Tuesday, January 12, 2010

Frowning in the Land O Smiles

I arrived in Phuket, Thailand Monday afternoon. Felt ready to hit the ground running, even after being on a plane for 24 hours. Checked into my room... which I must say is pretty spartan. There is a huge space next to my bed that I had no idea as to why it exists. The bed is harder than the tiled floor, so I guess the empty space is for guests want to sleep on a softer surface.


After unpacking, I decide to shower and start exploring... While showering, I slip and fall (full on fall). I attempted to cushion the impact with my hands, resulting in a sore and mightily damaged left arm.
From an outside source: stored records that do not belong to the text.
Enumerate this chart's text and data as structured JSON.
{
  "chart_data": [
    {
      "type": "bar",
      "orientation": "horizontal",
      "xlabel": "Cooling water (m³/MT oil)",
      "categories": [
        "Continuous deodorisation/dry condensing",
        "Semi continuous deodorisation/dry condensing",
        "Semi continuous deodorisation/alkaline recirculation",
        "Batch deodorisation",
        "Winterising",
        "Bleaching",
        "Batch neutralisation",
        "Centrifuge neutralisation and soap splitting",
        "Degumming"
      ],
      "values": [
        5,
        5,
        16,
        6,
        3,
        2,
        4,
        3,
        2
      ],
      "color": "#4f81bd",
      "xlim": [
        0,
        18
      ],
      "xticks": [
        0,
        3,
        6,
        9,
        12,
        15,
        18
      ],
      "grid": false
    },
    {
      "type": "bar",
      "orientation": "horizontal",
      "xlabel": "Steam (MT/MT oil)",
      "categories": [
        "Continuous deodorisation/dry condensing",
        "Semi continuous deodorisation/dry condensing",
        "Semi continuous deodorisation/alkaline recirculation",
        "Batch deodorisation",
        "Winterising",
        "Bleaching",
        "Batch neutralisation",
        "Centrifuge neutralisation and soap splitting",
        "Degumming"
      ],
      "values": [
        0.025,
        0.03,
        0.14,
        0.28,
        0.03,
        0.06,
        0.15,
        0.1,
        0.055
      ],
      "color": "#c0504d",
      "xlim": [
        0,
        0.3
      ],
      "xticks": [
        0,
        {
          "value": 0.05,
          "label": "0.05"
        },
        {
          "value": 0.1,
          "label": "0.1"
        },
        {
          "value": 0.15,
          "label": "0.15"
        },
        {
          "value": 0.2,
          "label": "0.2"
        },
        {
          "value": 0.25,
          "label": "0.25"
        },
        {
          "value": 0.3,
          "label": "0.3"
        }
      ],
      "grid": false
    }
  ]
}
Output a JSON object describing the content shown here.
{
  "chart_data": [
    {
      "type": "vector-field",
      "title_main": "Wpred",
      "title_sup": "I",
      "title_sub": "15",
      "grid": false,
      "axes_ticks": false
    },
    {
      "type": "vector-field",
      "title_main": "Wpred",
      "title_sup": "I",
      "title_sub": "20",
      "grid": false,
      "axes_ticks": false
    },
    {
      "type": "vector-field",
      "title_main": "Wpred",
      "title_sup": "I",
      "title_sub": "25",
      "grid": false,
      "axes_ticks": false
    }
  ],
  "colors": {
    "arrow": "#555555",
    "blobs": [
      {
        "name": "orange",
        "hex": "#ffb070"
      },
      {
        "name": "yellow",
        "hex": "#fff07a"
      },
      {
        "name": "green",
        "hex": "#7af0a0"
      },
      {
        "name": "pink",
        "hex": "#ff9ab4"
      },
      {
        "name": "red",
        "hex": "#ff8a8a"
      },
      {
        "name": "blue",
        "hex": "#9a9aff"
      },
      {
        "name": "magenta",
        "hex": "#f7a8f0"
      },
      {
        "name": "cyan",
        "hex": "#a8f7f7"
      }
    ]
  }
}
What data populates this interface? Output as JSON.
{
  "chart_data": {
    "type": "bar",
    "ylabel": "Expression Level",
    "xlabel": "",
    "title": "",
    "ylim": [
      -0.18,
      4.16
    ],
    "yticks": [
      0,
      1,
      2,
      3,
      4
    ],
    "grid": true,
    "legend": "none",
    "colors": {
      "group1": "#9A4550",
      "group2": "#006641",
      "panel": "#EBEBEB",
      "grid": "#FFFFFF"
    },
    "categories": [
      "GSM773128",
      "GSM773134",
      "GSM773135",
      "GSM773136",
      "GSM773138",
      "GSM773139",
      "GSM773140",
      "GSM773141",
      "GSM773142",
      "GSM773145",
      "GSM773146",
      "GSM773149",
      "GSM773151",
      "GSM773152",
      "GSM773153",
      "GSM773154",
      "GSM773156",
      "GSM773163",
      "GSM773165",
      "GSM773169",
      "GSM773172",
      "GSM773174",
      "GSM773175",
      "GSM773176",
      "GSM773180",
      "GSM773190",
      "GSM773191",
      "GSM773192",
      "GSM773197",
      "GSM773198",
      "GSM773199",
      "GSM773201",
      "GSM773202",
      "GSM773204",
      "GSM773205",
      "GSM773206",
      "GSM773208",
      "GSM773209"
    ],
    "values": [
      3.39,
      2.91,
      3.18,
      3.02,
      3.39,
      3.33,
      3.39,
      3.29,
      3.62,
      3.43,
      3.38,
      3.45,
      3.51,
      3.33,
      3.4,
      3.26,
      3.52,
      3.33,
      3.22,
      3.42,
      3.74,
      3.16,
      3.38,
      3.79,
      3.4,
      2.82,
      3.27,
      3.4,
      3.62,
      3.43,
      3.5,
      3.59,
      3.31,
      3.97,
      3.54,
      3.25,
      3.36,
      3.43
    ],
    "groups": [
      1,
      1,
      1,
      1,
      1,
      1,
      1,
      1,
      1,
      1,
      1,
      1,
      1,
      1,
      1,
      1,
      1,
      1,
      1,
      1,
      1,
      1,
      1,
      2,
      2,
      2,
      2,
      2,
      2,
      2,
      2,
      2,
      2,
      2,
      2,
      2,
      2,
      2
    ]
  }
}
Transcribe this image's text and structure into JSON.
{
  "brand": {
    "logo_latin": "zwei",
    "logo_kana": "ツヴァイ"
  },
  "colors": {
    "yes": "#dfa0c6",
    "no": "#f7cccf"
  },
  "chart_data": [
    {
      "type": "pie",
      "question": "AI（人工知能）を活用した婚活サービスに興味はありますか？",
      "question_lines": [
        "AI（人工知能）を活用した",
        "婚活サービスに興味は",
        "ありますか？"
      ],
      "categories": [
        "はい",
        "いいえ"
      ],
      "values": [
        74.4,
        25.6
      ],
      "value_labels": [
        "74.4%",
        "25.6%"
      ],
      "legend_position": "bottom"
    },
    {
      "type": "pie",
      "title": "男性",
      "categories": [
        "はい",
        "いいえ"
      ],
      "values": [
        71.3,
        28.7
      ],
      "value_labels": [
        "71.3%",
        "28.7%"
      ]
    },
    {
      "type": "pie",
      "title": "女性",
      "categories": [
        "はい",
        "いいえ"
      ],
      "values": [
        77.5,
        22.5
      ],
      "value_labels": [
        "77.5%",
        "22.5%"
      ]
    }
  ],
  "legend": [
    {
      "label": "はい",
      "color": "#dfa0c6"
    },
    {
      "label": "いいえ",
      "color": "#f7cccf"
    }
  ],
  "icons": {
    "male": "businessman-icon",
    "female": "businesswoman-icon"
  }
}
After 2 days of arm agony, I decide to go to the hospital. I have sprained body parts in the past, so am no beginner dealing with muscle strains. And even though I knew that was what it was, 10,000 miles cannot remove my hypochondria, so off to the hospital I went.

Mistake number 1: Grabbed taxi outside hotel and asked to go to hospital, driver said 200 baht ($6), I said OK, and off we went. For a total of 500 yards (DOH!). Like I couldn't have walked it in say 5 mins... Just goes to show, use google maps, even in Thailand.

So I go into hospital. They make me fill out some forms, get some basic medical info, then it is off to the doctor.

Doctor definitely looks like resident (based on age), but asked same questions any doc in the USA would ask. I was shuttled off for an x-ray, then back to the doc. Sure enough, no bones broken, but nasty sprain. Doc prescribed muscle\pain medication and an arm sling and I was good to go.

Now I had no idea what all this was going to cost. Care was equivalent to hospital in USA, even better than hospitals in NYC. When I went to NYC emergency room, total time was around 4 hours (similar injury). Cost was about $175 (that's with insurance and no meds prescribed).

My trip to Thailand ER experience lasted 1 hour and came out to 1174 bht, that's about $35 (that included all meds and supplies).



Notice the "professional service" was a whopping 500 bht ($15).

Now people say that America has one of the best quality health services in world, and based on my experience, I just don't see it.

People working at Thai hospital were attentive and nice... Can't say that about ER in NYC.

Course, when I left hospital, cabbies were already soliciting me, but I decided to walk the 500 yards back to my hotel.